Monday, June 07, 2010

Number One Rule when sending a submission


I have had the fortune this past spring to be the co-ordinator of not one but two short story competitions. Basically that means that I am not a judge, but the stories all come to me and I remove the cover page, keep a record of who wrote what, and send the stories off to the judges. I will then be responsible for accepting the judges' verdict and announcing the happy news to the talented winners.

One thing occurred to me during the process, which also reminded me of when people ask for my advice on submitting their novels or stories to editors or publishers.

Number one rule? DO WHAT THEY SAY.

Number two rule? DO NOT CREATE ANY WORK FOR THE RECIPIENT.

For Contest 1, which was paper submissions, several entries went to the address of the convention registration, whereas my address was the one on the bottom of the form, in big letters, as the place to send the stories. We asked for three copies. I got one copy from some writers. Some people sent registered letters. That meant a drive to the post office.

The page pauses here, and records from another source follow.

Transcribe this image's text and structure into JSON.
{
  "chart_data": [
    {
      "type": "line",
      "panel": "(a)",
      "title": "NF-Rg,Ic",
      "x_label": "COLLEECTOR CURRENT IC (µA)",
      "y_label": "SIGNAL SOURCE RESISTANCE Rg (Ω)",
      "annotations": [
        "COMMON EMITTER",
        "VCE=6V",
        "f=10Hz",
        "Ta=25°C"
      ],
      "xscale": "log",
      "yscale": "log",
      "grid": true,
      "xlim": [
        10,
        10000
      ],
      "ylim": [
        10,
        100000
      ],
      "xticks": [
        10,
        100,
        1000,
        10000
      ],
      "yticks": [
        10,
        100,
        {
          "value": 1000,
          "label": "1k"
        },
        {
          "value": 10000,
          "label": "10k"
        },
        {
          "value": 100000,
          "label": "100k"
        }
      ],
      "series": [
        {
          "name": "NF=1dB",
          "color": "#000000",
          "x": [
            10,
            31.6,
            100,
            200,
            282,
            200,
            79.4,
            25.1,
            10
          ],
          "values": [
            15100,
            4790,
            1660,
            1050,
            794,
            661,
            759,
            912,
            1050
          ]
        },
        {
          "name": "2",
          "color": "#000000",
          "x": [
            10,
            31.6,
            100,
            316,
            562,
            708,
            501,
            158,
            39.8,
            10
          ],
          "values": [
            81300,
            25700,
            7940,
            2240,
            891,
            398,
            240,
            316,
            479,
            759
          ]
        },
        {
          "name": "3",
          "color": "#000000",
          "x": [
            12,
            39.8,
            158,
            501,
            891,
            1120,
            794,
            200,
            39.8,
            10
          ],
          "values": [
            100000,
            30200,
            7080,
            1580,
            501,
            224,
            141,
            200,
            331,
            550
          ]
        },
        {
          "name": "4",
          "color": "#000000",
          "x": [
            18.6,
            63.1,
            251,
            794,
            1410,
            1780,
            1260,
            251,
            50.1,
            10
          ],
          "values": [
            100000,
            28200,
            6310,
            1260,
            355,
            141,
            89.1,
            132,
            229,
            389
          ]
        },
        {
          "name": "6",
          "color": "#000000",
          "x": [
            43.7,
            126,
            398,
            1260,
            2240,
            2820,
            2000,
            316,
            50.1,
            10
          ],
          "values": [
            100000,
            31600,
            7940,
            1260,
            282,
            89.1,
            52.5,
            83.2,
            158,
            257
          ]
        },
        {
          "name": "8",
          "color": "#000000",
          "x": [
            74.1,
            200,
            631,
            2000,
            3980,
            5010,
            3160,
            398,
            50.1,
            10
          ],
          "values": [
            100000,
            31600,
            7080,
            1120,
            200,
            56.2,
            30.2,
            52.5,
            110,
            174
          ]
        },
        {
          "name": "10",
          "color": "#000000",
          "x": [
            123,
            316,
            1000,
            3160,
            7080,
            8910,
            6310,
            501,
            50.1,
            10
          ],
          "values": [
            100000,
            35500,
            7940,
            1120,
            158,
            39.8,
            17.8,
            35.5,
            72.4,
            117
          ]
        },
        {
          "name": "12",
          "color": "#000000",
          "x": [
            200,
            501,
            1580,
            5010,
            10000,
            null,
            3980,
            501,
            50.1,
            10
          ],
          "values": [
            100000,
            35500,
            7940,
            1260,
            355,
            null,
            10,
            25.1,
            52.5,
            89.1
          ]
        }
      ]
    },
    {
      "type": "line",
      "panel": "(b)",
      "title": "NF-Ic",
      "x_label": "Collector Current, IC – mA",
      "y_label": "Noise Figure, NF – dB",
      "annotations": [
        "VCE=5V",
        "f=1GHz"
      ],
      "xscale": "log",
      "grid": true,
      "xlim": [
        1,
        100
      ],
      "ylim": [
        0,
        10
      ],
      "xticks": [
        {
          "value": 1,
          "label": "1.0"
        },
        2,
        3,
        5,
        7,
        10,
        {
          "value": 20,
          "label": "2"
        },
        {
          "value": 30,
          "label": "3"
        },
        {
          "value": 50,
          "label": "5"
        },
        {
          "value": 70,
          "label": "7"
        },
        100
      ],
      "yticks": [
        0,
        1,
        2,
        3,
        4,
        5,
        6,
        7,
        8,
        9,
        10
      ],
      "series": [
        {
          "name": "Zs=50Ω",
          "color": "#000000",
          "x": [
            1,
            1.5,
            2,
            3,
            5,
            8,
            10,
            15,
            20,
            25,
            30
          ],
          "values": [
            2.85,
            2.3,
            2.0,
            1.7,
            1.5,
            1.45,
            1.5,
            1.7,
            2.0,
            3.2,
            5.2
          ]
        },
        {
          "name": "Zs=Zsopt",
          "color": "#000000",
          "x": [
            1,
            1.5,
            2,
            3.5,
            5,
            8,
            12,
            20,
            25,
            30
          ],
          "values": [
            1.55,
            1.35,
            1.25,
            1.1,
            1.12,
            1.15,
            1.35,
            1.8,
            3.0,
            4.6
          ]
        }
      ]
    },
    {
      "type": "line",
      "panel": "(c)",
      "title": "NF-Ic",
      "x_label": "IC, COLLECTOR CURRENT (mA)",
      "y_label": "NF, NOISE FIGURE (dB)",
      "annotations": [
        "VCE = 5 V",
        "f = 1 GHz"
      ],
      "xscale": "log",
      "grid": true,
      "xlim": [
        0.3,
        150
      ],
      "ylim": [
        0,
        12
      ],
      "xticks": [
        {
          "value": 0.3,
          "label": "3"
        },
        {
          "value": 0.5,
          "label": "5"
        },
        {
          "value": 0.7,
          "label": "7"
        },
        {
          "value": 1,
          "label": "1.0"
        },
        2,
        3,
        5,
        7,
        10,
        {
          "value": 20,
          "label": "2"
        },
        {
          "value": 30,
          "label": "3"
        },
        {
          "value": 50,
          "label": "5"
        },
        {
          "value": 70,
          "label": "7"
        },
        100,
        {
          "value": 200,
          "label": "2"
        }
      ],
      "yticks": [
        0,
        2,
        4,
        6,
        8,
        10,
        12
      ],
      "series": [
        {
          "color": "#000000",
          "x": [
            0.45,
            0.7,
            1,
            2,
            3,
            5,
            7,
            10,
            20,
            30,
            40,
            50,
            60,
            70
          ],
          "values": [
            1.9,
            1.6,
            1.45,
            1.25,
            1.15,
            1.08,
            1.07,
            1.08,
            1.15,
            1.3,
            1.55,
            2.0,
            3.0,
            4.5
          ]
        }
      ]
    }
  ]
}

For Contest 2, which is electronic submissions, a couple of entries could not be read by my computer – although we had specified the format they were to be in.
I was surprised at the number of electronic entries that didn’t have a page heading. Here’s an idea: even if you are not to put your name on the page (for blind judging) at least put the name of the work and the page numbers on it. Imagine the judge carrying out a stack of twenty or more stories to read on his deck. Imagine a big wind comes up. Imagine gathering up a hundred pages of paper from all across the lawn and in the branches of trees. Then imagine trying to put them all back in order. And finding some without any sort of header.

Some stories had different names than the computer file. Eg. Long Night vs night.doc. What that means is that if I am searching for your story in my computer files and they are in alphabetical order I will be looking under L, not N. And if I have another story called Night Dreams, I might get them mixed up. (Note that names are hypothetical.)

Some had the name of the competition as the file name. Huh? How many copies of XXStoryContest.doc do you think my computer will hold?

One.

In all of these cases I took the time and trouble to make the stories match our guidelines. I photocopied paper, I wrote back and asked for the correct format, I added page numbers and titles, and stored the files under better names.
You may think that’s not a big deal. And it wasn’t. I am not complaining, but I am asking you to think.

If I was a publishing house or an agent who gets a couple of hundred submissions a month – how much trouble do you think I would go to to make your submission readable?
None – straight into the garbage.

Next time you’re submitting anything, to anyone, read the instructions carefully. Follow them. And use common sense.

5 comments:

peter_may said...

Great advice, Vicki - and I admire your patience. Those who didn't follow the instructions were very fortunate to have you at the receiving end.

Lynn Stadel Paterson said...

You would think that people who are submitting stories would follow the guide lines carefully. I would have sent it back with a note to try again. lol

Rick Blechta said...

I've found that most people don't read things all the way through, whether they be directions or just simple emails, and I think that's where the problem lies. I'm guilty of it sometimes and I'm certain everyone else is.

And with our diminishing attention spans, it will only get worse...

Charlotte Hinger said...

After serving as the Spur Awards chairman for Western Writers I was amazed at the ways people can screw things up. Everything from insulting judges in advance to entering stuff in the wrong category. After talking with one publisher, I literally had to wipe the froth off my mouth.